Maintenance of higher H2O2 levels, and its mechanism of action to induce growth in breast cancer cells: Important roles of bioactive catalase and PP2A

• Published in: Free radical biology & medicine Vol. 53; no. 8; pp. 1541 - 1551
• Main Authors: Sen, Suvajit, Kawahara, Brian, Chaudhuri, Gautam
• Format: Journal Article
• Language: English
• Published: United States Elsevier Inc 15.10.2012
• Subjects: Apoptosis; bioactive properties; Blotting, Western; Breast - cytology; Breast - metabolism; Breast cancer; breast neoplasms; Breast Neoplasms - metabolism; Breast Neoplasms - pathology; Catalase; Catalase - antagonists & inhibitors; Catalase - genetics; Catalase - metabolism; Cell Cycle; Cell Proliferation; Cells, Cultured; Colony-Forming Units Assay; Female; Flow Cytometry; genes; glutathione peroxidase; Growth; Humans; hydrogen peroxide; Hydrogen Peroxide - metabolism; mechanism of action; mitogen-activated protein kinase; Oxidative Stress; Phosphorylation; PP2A; Protein Phosphatase 2 - metabolism; RNA, Small Interfering - genetics; Superoxide; superoxide anion; superoxide dismutase; Superoxides - metabolism; transfection; Superoxide; PP2A; Breast cancer; Catalase; Growth; Apoptosis
• ISSN: 0891-5849; 1873-4596
• DOI: 10.1016/j.freeradbiomed.2012.06.030

We assessed the catalase bioactivity and hydrogen peroxide (H2O2) production rate in human breast cancer (HBC) cell lines and compared these with normal human breast epithelial (HBE) cells. We observed that the bioactivity of catalase was decreased in HBC cells when compared with HBE cells. This was also accompanied by an increase in H2O2 steady-state levels in HBC cells.

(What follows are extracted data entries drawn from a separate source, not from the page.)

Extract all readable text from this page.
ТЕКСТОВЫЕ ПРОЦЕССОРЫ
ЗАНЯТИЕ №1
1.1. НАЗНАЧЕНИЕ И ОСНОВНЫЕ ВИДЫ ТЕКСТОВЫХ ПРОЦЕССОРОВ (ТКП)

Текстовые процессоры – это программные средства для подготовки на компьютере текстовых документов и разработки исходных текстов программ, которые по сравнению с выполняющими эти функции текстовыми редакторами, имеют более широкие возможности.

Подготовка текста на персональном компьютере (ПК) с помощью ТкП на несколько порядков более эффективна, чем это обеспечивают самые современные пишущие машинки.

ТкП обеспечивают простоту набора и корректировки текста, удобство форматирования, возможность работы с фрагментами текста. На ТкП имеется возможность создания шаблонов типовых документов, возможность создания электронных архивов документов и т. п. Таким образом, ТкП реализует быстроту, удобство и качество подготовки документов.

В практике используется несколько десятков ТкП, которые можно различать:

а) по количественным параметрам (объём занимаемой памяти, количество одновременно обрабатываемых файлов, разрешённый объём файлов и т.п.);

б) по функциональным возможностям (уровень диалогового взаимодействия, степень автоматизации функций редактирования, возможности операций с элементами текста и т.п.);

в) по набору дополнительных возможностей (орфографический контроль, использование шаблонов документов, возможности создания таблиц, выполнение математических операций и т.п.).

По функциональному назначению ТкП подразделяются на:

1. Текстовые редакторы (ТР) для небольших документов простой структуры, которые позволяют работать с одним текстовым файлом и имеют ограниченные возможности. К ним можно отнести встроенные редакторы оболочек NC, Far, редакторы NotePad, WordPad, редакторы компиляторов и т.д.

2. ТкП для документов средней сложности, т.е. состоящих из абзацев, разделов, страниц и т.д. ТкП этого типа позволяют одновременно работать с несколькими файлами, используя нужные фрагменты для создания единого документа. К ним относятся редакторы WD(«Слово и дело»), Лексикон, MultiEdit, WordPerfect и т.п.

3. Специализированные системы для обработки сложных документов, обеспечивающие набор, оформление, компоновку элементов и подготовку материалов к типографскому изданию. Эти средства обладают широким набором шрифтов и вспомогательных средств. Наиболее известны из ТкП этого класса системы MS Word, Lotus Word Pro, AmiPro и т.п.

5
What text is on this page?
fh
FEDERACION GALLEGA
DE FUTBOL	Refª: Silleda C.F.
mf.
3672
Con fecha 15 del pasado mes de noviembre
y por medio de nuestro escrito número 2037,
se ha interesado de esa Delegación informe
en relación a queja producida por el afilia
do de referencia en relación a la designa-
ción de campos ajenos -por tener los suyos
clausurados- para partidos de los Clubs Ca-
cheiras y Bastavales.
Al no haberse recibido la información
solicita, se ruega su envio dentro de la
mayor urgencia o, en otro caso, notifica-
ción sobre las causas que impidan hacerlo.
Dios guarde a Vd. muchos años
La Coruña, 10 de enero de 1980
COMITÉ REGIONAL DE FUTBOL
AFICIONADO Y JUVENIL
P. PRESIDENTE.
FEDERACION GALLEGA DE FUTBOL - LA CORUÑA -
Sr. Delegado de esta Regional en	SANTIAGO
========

Silencing the catalase gene led to a further increase in the steady-state level of H2O2 which was also accompanied by an increase in growth rate of HBC cells. Catalase activity was up regulated on treatment with superoxide (O2-) scavengers such as pegylated SOD (PEG-SOD, indicating inhibition of catalase by the increased O2- produced by HBC cells. Transfection of either catalase or glutathione peroxidase to HBC cells decreased intracellular H2O2 levels and led to apoptosis of these cells. The H2O2 produced by HBC cells inhibited PP2A activity accompanied by increased phosphorylation of Akt and ERK1/2. The importance of catalase bioactivity in breast cancer was further confirmed as its bioactivity was also decreased in human breast cancer tissues when compared to normal breast tissues. We conclude that inhibition of catalase bioactivity by O2- leads to an increase in steady-state levels of H2O2 in HBC cells, which in turn inhibits PP2A activity, leading to phosphorylation of ERK 1/2 and Akt and resulting in HBC cell proliferation. ► Superoxide down regulates catalase activity in breast cancer cells. ► Down regulation of catalase increases H2O2 levels. ► Increased H2O2 levels elicit increase in proliferation by inactivating PP2A.